SINARPAGINEWS.COM KOTA SUKABUMI — Upaya menjaga daya beli masyarakat di tengah dinamika harga kebutuhan pokok terus dilakukan Pemerintah Kota Sukabumi. Salah satunya melalui Gerakan Pangan Murah yang menyediakan sejumlah komoditas pangan dengan harga sekitar 20 persen lebih rendah dibandingkan harga pasar.
Program tersebut mulai digelar di Teras Cipelang Herang, Selasa (11/8/2026), dan dibuka langsung Wali Kota Sukabumi H. Ayep Zaki. Kegiatan ini menjadi bagian dari langkah pemerintah daerah menjaga stabilitas pasokan dan harga pangan sekaligus mendukung pengendalian inflasi.
Tidak berhenti di satu lokasi, Gerakan Pangan Murah direncanakan berlangsung di 36 titik di seluruh wilayah Kota Sukabumi. Harga sejumlah komoditas yang dijual kepada masyarakat mendapat subsidi, sehingga kebutuhan pangan dapat diperoleh dengan harga yang lebih terjangkau.
Bagi pemerintah daerah, kebijakan tersebut memiliki dua sasaran sekaligus. Di satu sisi, masyarakat mendapat akses pangan dengan harga yang lebih ringan. Di sisi lain, stabilitas harga pangan diharapkan ikut terjaga sehingga tekanan terhadap inflasi dapat dikendalikan.

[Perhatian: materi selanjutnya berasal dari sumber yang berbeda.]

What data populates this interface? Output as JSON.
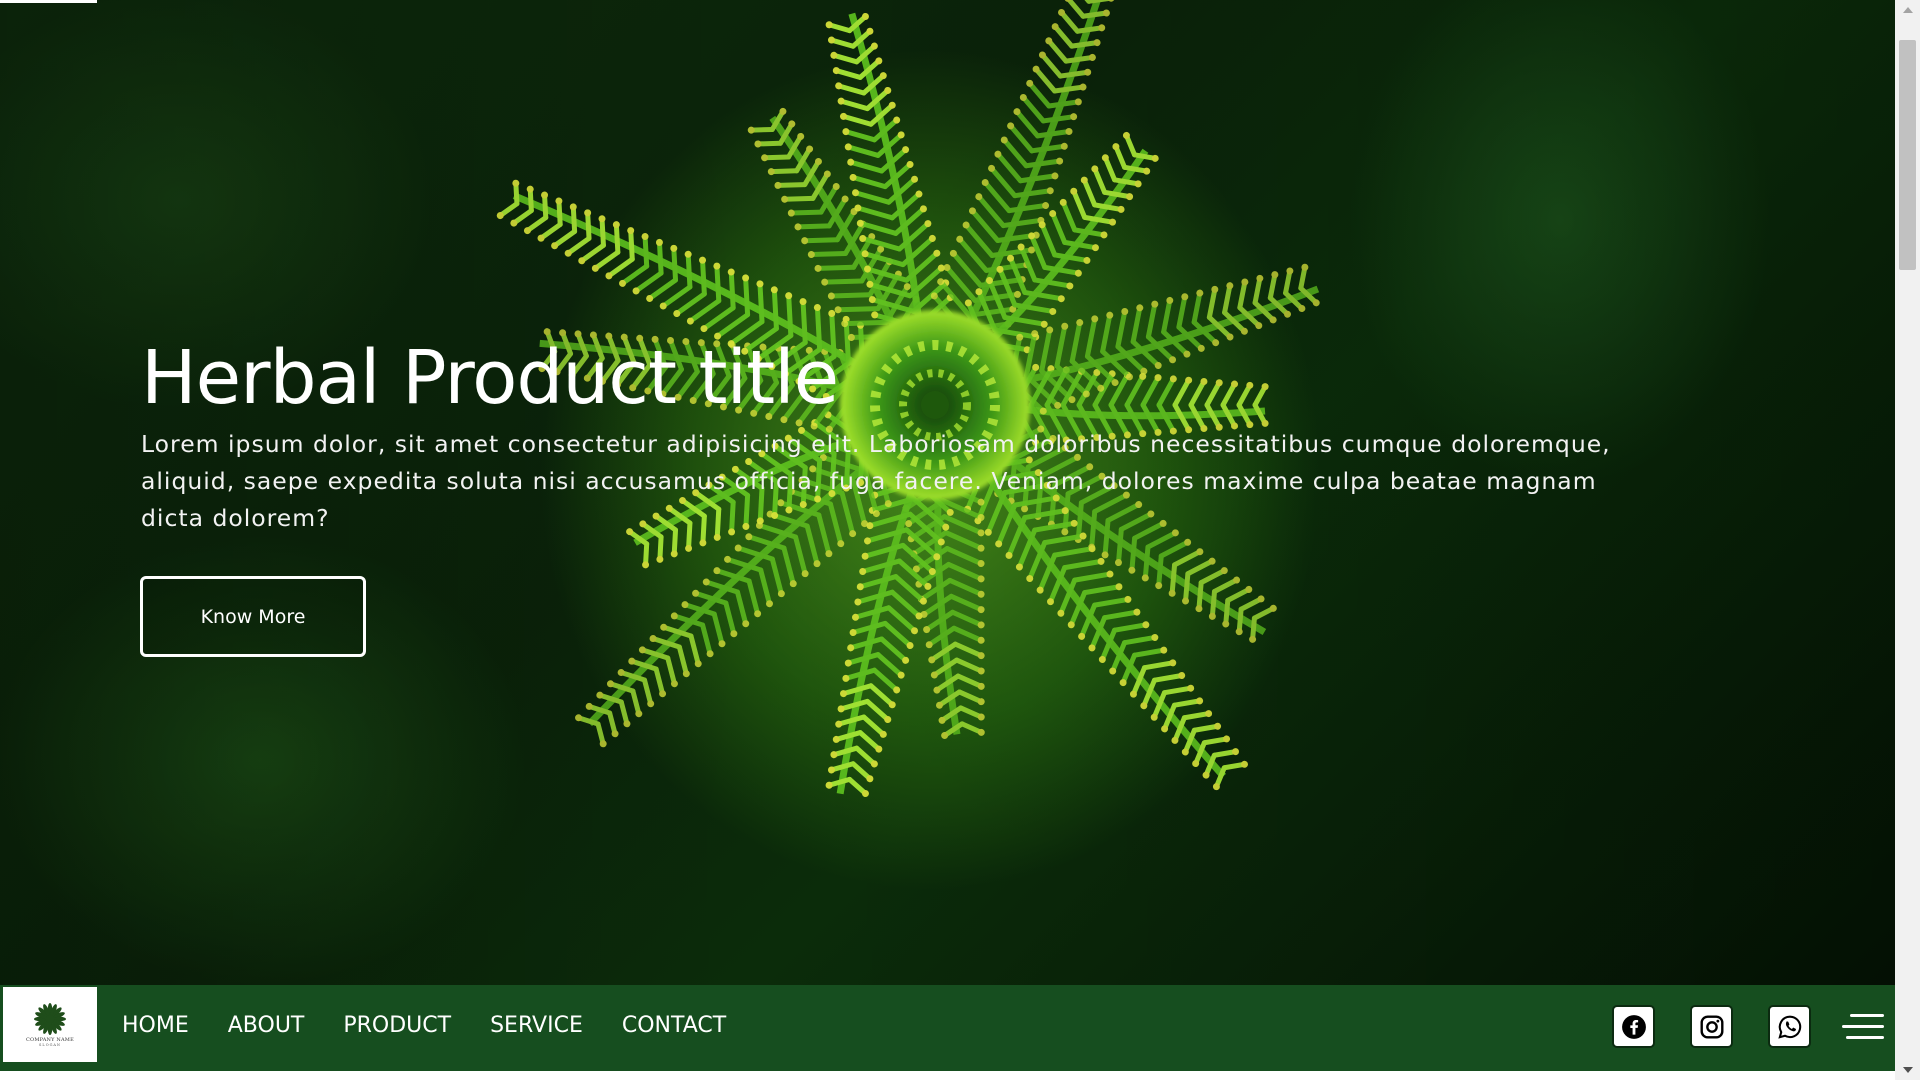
{
  "hero": {
    "title": "Herbal Product title",
    "text": "Lorem ipsum dolor, sit amet consectetur adipisicing elit. Laboriosam doloribus necessitatibus cumque doloremque, aliquid, saepe expedita soluta nisi accusamus officia, fuga facere. Veniam, dolores maxime culpa beatae magnam dicta dolorem?",
    "button_label": "Know More",
    "background_image": "green-fern-plant-closeup"
  },
  "navbar": {
    "logo": {
      "name": "COMPANY NAME",
      "tagline": "SLOGAN"
    },
    "links": [
      "HOME",
      "ABOUT",
      "PRODUCT",
      "SERVICE",
      "CONTACT"
    ],
    "social": [
      {
        "icon": "facebook-icon"
      },
      {
        "icon": "instagram-icon"
      },
      {
        "icon": "whatsapp-icon"
      }
    ],
    "menu_icon": "hamburger-menu-icon"
  },
  "colors": {
    "navbar_bg": "#164e1f",
    "hero_text": "#ffffff",
    "accent": "#3fa02a"
  }
}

Wali Kota Sukabumi H. Ayep Zaki mengatakan, Gerakan Pangan Murah merupakan salah satu bentuk kehadiran pemerintah dalam membantu masyarakat memenuhi kebutuhan sehari-hari.
Menurutnya, menjaga harga pangan bukan hanya berkaitan dengan stabilitas ekonomi daerah, tetapi juga berkaitan langsung dengan kemampuan masyarakat dalam mempertahankan daya beli.
Program tersebut sekaligus menjadi bagian dari upaya mempertahankan kinerja Kota Sukabumi dalam pengendalian inflasi. Kota Sukabumi sebelumnya tercatat meraih peringkat kedua pengendalian inflasi se-Pulau Jawa.
Namun, Gerakan Pangan Murah tidak hanya diarahkan untuk memberikan manfaat kepada konsumen. Aktivitas tersebut juga membuka ruang bagi pelaku usaha lokal untuk ikut bergerak.
Kehadiran UMKM dan pedagang di sekitar lokasi menjadi bagian dari skema kegiatan yang diharapkan menciptakan perputaran ekonomi lebih luas. Dengan demikian, kegiatan pangan murah tidak hanya menghadirkan harga yang lebih terjangkau bagi masyarakat, tetapi juga memberikan ruang bagi aktivitas ekonomi masyarakat setempat.
Kepala Dinas Ketahanan Pangan, Pertanian dan Perikanan (DKP3) Kota Sukabumi beserta jajaran, Camat Gunungpuyuh, Lurah Karangtengah, serta masyarakat turut hadir dalam kegiatan tersebut.
Respons positif masyarakat menjadi modal penting bagi keberlanjutan program. Pemerintah Kota Sukabumi pun menegaskan komitmennya untuk terus menghadirkan program yang memberikan manfaat langsung, terutama dalam menjaga keterjangkauan kebutuhan pokok.
Dengan pelaksanaan di 36 titik, Gerakan Pangan Murah diharapkan tidak hanya menjadi kegiatan sesaat, tetapi menjadi salah satu instrumen pemerintah daerah untuk menjaga keseimbangan antara ketersediaan pangan, keterjangkauan harga, daya beli masyarakat, dan perputaran ekonomi lokal.